Performance of an image-only deep learning breast cancer risk model with the addition of a polygenic risk score.
Academic Article
Overview
abstract
BACKGROUND: Mammograms contain imaging biomarkers that can predict future breast cancer risk using deep learning (DL) models. We evaluated whether adding a polygenic risk score (PRS) improves performance of the image-only DL breast cancer risk model Mirai. METHODS: This nested case-control study within the Nurses' Health Study 2 included 902 women (270 cases, 632 controls) who underwent bilateral 2D digital screening mammography between 2001-2017. Risk was assessed using Mirai and, for clinical comparison, the Gail 5-year model.
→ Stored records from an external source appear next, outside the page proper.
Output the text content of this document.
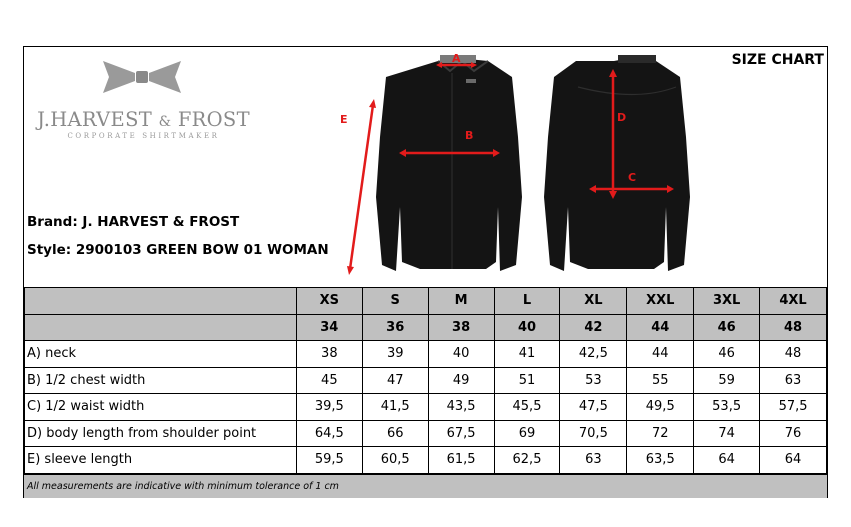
J.HARVEST & FROST
CORPORATE SHIRTMAKER
SIZE CHART
Brand: J. HARVEST & FROST
Style: 2900103 GREEN BOW 01 WOMAN
A
B
C
D
E
	XS	S	M	L	XL	XXL	3XL	4XL
	34	36	38	40	42	44	46	48
A) neck	38	39	40	41	42,5	44	46	48
B) 1/2 chest width	45	47	49	51	53	55	59	63
C) 1/2 waist width	39,5	41,5	43,5	45,5	47,5	49,5	53,5	57,5
D) body length from shoulder point	64,5	66	67,5	69	70,5	72	74	76
E) sleeve length	59,5	60,5	61,5	62,5	63	63,5	64	64
All measurements are indicative with minimum tolerance of 1 cm
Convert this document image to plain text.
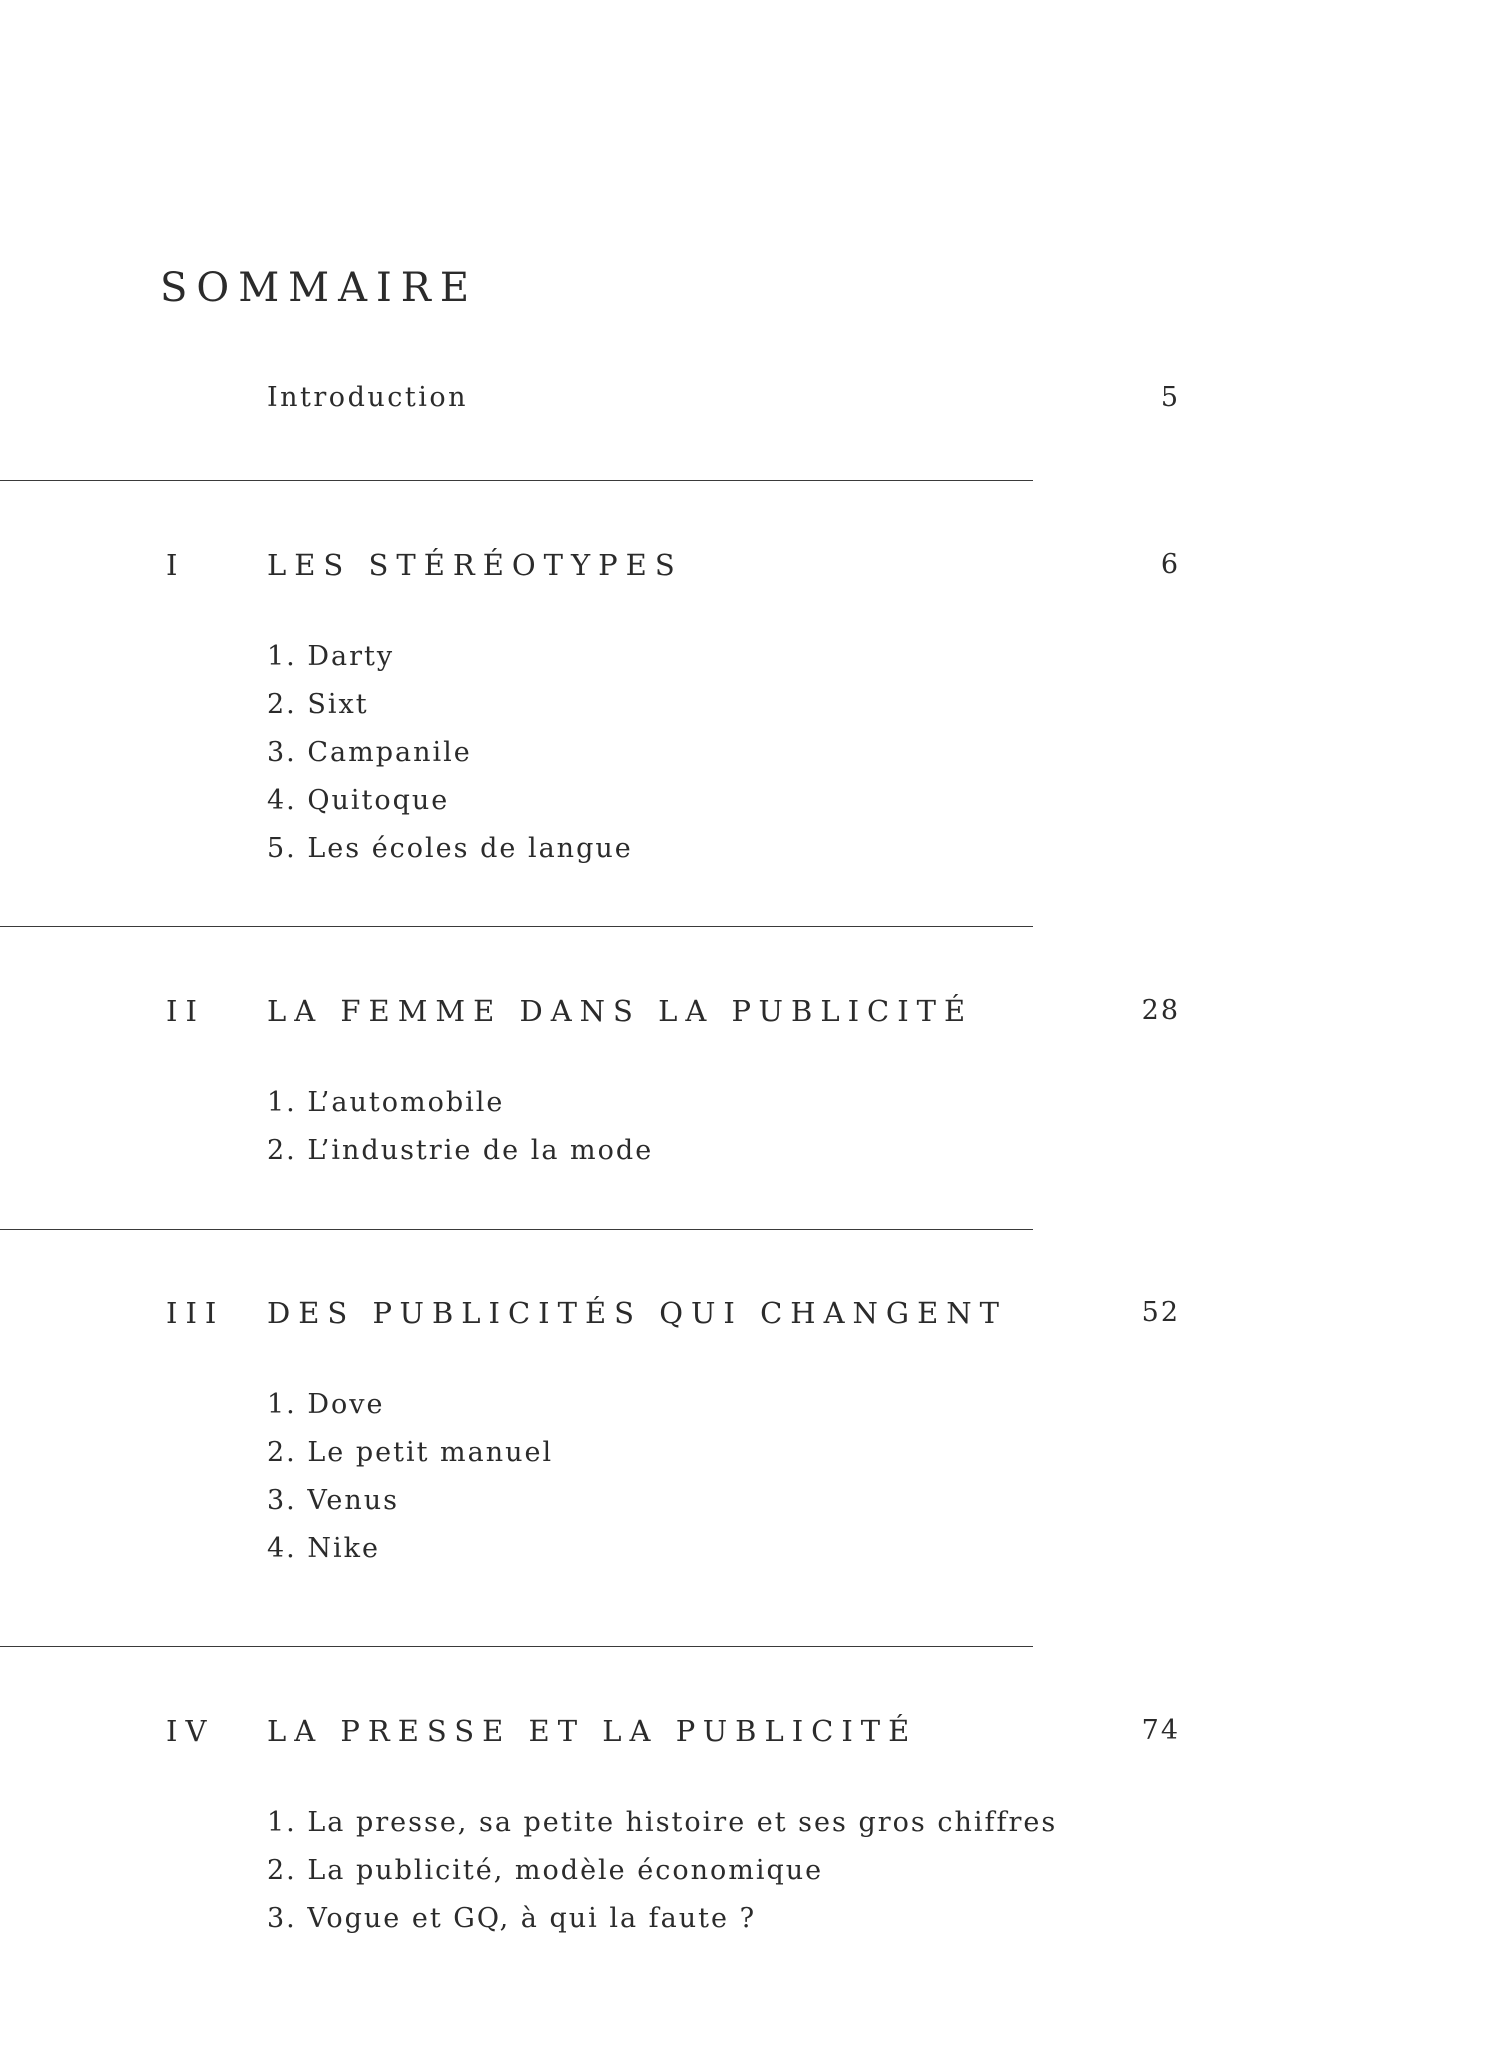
SOMMAIRE
Introduction	5
I	LES STÉRÉOTYPES	6
1. Darty
2. Sixt
3. Campanile
4. Quitoque
5. Les écoles de langue
II LA FEMME DANS LA PUBLICITÉ	28
1. L’automobile
2. L’industrie de la mode
III DES PUBLICITÉS QUI CHANGENT	52
1. Dove
2. Le petit manuel
3. Venus
4. Nike
IV LA PRESSE ET LA PUBLICITÉ	74
1. La presse, sa petite histoire et ses gros chiffres
2. La publicité, modèle économique
3. Vogue et GQ, à qui la faute ?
A PRS was calculated using 313 breast cancer-associated single-nucleotide polymorphisms. The primary outcome was incident breast cancer within five years of the index mammogram. Discrimination was evaluated using area under the receiver operating characteristic curve (AUC), with comparisons using the DeLong test. RESULTS: Mean age was 55.5 years(SD 5.3). Among cases, median time from index mammogram to diagnosis was 2.0 years (IQR0.5-4.0). Mirai alone achieved an AUC of 0.66 (95% CI: 0.62-0.70), increasing to 0.73 (95% CI 0.67-0.78; P = 0.05) with PRS. The Gail model improved from 0.52 (95% CI: 0.47-0.57) to 0.69 (95% CI: 0.62-0.76; P < 0.001) with PRS. Mirai+PRS significantly outperformed Gail+PRS (P < 0.001). CONCLUSIONS: Integrating PRS with DL-based mammographic models modestly improves risk discrimination and may enhance personalized screening.